Ancora sul momento della squadra: “Dobbiamo ritrovare la voglia di giocare, di azzardare il colpo sapendo gestire la pressione e giocandocela con intelligenza. La squadra ha dei valori e domani voglio vederli in campo. Non ci sono più appelli. Domani dobbiamo metterci tutto il nostro orgoglio e la voglia di vincere. Dovremo metterci lo stesso spirito che ha avuto la Roma in Champions con il Barcellona”. Sul Pisa: “Conosco Petrone, è un tecnico molto preparato, hanno un attacco molto forte, ma hanno anche dei punti deboli e dovremo approfittarne”.

Sulla sponda Nerazzurra ha parlato Petrone  “Abbiamo concentrato l’attenzione soprattutto su noi stessi perchè vogliamo continuare quanto iniziato nelle ultime due partite. Poi, è chiaro, tutti sappiamo l’importanza di questa partita e i ragazzi domani giocheranno sicuramente per i tre punti. Paura? Questo vocabolo nel mio spogliatoio non deve esistere, deve esistere solo positività e propositività“.

I nerazzurri si troveranno di fronte una squadra che per quasi tutta la stagione è stata ‘padrona’ del girone: “Il Livorno è una squadra forte con un organico importante.
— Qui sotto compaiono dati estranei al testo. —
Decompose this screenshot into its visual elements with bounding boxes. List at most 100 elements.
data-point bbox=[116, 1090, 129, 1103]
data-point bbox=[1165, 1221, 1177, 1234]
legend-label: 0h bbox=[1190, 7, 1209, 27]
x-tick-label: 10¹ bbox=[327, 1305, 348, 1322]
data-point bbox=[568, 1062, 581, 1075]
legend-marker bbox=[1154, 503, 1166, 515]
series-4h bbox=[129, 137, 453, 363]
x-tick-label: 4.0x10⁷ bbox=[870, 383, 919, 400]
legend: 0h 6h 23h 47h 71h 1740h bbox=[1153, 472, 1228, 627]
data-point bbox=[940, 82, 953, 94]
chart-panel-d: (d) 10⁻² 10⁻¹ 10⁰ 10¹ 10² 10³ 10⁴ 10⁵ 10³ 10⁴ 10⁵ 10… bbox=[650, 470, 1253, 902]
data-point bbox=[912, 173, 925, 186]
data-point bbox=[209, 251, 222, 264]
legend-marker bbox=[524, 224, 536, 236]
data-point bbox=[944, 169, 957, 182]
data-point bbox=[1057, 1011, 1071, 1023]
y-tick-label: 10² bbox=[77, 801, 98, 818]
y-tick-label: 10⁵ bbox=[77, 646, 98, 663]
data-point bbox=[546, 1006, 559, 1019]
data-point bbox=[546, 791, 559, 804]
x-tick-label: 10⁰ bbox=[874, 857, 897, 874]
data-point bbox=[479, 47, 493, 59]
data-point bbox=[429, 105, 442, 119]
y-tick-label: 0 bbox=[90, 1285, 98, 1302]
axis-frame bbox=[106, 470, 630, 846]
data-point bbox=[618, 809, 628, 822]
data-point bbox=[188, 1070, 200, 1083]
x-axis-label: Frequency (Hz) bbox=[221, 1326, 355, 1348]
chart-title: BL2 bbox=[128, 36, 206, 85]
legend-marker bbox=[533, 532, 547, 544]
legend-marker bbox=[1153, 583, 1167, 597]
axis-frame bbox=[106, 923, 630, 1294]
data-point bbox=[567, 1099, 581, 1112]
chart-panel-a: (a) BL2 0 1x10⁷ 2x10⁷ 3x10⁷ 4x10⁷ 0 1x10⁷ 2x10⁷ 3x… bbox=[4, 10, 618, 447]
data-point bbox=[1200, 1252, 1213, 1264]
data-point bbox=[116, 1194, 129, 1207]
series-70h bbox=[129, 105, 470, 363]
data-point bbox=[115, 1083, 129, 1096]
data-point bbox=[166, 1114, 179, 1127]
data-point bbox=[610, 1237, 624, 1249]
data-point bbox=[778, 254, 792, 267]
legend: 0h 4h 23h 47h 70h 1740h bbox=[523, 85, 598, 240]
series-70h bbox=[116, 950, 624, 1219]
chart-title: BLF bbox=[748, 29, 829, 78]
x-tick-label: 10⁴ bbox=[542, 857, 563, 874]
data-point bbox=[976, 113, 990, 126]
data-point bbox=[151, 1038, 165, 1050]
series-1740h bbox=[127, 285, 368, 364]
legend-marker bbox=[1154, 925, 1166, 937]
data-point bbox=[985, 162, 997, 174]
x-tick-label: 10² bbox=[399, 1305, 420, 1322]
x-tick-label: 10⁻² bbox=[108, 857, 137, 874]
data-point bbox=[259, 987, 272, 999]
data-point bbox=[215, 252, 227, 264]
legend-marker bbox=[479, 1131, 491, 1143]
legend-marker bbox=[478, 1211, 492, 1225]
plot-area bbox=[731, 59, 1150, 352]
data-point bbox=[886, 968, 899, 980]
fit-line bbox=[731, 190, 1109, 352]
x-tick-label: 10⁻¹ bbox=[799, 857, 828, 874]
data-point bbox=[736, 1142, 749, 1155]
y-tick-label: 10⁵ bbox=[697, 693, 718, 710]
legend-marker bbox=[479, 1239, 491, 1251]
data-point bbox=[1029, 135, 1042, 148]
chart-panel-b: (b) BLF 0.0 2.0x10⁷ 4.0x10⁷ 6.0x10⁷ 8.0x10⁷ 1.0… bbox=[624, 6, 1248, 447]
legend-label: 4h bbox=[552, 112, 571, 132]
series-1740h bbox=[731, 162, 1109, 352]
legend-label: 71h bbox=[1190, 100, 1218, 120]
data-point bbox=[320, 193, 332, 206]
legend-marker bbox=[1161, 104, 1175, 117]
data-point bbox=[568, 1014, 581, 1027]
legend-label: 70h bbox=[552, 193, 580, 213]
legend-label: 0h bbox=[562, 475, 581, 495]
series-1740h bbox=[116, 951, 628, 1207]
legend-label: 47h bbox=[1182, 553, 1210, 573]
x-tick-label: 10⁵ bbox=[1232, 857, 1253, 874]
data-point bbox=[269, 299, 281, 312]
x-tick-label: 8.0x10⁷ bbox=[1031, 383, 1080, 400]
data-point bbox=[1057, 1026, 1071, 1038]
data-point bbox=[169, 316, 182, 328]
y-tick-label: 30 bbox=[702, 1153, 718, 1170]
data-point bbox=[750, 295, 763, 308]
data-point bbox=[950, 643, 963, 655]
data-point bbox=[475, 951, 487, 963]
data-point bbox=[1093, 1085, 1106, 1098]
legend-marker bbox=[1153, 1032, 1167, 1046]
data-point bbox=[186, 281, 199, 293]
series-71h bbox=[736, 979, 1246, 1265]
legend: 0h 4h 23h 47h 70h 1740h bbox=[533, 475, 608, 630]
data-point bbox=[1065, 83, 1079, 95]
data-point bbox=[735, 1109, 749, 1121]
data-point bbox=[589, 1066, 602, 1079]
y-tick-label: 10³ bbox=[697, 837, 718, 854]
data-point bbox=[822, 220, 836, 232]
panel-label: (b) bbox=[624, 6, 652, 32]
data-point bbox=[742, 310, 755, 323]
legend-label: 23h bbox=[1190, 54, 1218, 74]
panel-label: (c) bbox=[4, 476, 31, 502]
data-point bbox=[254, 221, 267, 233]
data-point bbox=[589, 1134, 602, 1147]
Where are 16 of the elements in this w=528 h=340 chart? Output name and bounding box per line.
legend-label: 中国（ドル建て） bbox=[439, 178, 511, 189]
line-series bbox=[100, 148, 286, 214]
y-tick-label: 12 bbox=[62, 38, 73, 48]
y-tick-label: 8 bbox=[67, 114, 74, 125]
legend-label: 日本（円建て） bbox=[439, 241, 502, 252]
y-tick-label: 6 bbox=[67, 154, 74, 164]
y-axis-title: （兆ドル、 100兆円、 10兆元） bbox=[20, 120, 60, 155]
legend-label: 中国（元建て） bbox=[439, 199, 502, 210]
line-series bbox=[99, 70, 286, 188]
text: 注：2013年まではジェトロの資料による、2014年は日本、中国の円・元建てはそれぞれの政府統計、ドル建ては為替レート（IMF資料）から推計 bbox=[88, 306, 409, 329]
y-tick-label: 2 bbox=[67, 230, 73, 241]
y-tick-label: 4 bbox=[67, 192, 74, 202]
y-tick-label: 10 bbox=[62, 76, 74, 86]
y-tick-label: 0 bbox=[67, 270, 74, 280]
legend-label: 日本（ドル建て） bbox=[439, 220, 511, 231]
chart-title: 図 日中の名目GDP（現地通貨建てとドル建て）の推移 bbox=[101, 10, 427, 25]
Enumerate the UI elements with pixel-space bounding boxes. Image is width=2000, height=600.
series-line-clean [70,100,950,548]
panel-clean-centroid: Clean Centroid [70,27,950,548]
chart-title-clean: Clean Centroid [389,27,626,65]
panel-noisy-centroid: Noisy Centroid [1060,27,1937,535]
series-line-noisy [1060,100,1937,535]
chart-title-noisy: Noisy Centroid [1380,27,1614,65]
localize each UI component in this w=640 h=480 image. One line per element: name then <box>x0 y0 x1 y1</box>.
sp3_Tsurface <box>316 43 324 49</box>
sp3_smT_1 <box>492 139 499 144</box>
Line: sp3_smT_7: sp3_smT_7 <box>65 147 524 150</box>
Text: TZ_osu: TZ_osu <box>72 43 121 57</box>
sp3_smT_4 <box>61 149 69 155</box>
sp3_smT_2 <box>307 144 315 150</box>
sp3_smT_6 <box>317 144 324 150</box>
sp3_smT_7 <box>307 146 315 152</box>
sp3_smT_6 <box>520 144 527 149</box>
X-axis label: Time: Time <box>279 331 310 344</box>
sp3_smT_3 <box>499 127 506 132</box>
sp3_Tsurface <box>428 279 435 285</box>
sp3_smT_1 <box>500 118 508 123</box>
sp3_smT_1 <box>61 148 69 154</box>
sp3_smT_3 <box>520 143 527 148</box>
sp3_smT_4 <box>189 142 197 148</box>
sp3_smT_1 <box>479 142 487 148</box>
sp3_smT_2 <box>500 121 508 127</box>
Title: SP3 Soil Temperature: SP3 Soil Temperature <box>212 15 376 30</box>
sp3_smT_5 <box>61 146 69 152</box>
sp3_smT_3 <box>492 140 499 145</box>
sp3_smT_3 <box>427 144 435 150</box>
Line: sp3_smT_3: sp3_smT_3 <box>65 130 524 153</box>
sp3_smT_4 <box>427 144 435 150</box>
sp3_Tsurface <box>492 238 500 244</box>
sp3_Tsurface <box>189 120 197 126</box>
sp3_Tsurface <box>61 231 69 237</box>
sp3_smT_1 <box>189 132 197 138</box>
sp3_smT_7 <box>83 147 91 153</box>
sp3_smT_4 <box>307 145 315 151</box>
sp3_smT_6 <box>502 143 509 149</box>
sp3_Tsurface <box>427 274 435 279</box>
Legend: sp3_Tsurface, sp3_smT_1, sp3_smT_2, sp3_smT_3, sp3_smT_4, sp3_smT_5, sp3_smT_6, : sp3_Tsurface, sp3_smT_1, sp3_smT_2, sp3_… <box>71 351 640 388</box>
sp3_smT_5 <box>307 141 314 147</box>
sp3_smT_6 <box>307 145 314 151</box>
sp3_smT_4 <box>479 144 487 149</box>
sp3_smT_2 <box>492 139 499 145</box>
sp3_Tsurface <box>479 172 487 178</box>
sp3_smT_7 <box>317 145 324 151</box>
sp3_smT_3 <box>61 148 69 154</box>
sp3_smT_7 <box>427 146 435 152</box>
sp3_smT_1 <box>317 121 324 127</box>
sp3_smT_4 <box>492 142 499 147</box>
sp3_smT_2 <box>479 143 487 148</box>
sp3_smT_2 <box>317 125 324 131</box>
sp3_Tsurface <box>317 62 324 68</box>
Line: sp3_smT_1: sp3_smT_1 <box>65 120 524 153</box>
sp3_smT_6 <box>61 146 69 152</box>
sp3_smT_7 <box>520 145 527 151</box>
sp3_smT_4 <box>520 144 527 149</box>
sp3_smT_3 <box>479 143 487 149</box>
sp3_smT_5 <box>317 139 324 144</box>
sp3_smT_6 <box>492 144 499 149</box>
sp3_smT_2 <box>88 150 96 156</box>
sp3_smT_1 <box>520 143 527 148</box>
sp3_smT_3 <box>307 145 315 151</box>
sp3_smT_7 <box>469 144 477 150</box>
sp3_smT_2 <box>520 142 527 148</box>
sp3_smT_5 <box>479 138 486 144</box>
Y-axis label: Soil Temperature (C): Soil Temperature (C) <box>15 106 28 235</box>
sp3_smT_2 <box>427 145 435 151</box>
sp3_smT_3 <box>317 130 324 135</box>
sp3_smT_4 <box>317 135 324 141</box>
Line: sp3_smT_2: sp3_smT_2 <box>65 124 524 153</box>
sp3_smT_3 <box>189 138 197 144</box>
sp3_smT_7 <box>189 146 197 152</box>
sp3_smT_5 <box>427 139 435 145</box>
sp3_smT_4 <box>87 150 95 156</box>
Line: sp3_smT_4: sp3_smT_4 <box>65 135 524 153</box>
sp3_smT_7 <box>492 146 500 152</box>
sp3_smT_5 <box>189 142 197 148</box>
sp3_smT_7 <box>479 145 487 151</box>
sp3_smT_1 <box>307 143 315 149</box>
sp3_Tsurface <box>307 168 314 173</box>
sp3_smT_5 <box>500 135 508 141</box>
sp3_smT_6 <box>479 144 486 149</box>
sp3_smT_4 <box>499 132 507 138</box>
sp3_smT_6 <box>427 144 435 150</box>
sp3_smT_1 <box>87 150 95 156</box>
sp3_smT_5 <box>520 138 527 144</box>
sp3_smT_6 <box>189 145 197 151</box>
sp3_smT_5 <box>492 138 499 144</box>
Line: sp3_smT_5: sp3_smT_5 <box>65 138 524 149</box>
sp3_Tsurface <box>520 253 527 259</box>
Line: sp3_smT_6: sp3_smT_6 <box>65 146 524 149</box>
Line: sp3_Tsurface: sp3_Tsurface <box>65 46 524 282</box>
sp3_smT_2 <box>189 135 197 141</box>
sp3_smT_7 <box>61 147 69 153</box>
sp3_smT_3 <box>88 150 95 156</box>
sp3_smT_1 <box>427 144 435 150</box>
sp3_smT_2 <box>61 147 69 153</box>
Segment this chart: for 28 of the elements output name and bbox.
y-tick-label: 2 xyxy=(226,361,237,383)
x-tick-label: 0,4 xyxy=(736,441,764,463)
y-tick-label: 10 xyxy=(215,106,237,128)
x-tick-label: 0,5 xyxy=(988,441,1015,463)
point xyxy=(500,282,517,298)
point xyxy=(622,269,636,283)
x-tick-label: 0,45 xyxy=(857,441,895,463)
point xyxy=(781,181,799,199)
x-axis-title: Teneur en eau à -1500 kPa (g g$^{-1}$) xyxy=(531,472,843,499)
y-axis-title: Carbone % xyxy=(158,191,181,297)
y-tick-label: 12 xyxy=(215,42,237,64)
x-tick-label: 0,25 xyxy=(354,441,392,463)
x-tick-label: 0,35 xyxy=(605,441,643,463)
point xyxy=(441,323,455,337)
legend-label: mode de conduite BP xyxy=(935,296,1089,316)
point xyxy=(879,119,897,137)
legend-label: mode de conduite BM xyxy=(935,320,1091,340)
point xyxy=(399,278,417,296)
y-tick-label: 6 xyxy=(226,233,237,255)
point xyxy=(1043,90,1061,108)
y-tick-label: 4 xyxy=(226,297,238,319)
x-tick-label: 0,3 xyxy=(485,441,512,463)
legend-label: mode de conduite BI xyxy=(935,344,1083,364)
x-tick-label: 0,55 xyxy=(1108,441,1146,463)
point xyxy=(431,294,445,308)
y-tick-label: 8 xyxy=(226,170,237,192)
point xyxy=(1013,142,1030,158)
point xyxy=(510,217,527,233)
Dovremo giocare a mille e dare tutti noi stessi. Non avremo a disposizione capitan Mannini e questo mi dispiace perché lo reputo un calciatore fondamentale per il nostro gruppo. L’idea di base è quella di dare certezze alla squadra, con un occhio ovviamente anche alle caratteristiche del nostro avversario: Sabotic e Izzillo comunque stanno bene”.